No use having a pretty face, or fine clothes, or a fast car if our minds shows to be spiteful, mischievous, or untruth full. People will sum us up more accurately by listening to what we say than by any of those other things. It only takes one hasty or ill-considered remark to turn people off us completely, and not only off us, but off everything we believe in. As disciples of Jesus Christ we are also his spokesman and ambassadors in this world. It what we say gives offence to others because it is arrogant, scandalous, or simply untrue we shall have as effectively put a barrier between Jesus Christ and them as if they'd seen us breaking someone else's windows or damaging their garden.
For scandalmongering and gossip do untold damage, especially of they're said behind people's backs. Remember, the spoken word is indelible, it cannot be unsaid; and if the person it is spoken against is not there, it cannot be denied or countered.
But from our personal position it does but damage too. Those who hear us speak ill of others behind their backs may well wonder what sort of things we say about them when they are not present.
We are entering the season of Lent. I do Most strongly advise you to examine the way you use the spoken word.
Like all good things speech can be misused. And like all misuse we can only guess at the harm which in the end it does.
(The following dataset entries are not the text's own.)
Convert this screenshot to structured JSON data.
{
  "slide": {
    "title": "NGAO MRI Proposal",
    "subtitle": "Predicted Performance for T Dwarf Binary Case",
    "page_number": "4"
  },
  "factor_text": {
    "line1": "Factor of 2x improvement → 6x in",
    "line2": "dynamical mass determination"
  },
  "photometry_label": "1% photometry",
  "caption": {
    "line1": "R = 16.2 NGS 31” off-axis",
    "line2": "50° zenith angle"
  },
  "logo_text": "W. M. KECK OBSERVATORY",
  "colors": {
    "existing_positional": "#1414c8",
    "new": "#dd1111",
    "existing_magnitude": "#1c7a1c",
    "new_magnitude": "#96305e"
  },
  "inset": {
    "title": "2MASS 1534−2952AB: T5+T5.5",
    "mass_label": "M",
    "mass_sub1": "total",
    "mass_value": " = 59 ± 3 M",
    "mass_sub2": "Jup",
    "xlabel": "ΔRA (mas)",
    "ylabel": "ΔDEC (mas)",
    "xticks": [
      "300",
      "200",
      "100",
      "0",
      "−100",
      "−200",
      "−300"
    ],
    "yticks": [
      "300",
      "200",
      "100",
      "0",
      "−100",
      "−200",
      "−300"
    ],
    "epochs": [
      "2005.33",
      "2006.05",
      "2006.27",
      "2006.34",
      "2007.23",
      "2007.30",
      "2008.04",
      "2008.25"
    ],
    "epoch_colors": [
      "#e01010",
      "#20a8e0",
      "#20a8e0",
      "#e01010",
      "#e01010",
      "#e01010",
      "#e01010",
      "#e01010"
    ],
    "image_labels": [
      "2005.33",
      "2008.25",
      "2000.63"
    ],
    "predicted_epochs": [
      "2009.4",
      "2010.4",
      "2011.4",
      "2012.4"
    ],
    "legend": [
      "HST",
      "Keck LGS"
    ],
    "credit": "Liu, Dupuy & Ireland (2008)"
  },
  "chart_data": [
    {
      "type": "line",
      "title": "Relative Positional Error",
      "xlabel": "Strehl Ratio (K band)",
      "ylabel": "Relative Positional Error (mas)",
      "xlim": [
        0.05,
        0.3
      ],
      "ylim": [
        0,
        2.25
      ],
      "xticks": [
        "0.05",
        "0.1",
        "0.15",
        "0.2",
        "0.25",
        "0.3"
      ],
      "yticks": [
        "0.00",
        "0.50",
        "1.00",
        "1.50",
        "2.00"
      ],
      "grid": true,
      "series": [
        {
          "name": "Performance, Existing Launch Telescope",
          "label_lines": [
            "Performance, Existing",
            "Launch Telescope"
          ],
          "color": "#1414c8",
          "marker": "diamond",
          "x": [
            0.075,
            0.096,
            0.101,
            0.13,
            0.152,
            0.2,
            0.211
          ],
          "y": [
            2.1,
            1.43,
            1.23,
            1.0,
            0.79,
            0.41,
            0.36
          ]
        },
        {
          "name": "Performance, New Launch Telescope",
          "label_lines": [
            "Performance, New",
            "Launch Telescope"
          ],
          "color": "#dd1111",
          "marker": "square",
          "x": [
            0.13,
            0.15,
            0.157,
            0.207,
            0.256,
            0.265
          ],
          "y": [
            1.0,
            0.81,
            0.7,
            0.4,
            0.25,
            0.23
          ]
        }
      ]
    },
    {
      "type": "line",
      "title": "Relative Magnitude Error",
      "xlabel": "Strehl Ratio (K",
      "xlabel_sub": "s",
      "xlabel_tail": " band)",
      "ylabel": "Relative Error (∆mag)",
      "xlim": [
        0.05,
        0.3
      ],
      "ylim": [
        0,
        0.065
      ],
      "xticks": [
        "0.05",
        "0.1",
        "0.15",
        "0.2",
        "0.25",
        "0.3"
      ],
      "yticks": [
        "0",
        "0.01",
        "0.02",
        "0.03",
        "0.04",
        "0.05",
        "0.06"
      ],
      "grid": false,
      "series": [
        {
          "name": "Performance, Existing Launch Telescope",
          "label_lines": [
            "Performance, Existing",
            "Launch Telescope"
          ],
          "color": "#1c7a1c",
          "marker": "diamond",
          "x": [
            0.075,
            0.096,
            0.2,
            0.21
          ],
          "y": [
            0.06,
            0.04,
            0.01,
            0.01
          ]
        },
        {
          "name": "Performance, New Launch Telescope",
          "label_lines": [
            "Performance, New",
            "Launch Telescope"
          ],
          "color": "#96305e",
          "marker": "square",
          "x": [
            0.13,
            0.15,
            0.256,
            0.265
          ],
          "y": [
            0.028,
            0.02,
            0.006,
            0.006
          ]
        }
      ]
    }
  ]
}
But don't just think of the negative side of these things. Words are creative: the word of praise, the word of encouragement, the word of thanks, the word of comfort, the word of prayer when said at the right time can do as much good as the word of slander can do harm.
Paul reminds us in the second reading that we are working towards an end, a victory which death itself cannot destroy. The final reward that God has in store for those who remain faithful to him his to hear him say to one us those blessed words "well done good and faithful servant, into it into the joy of your master".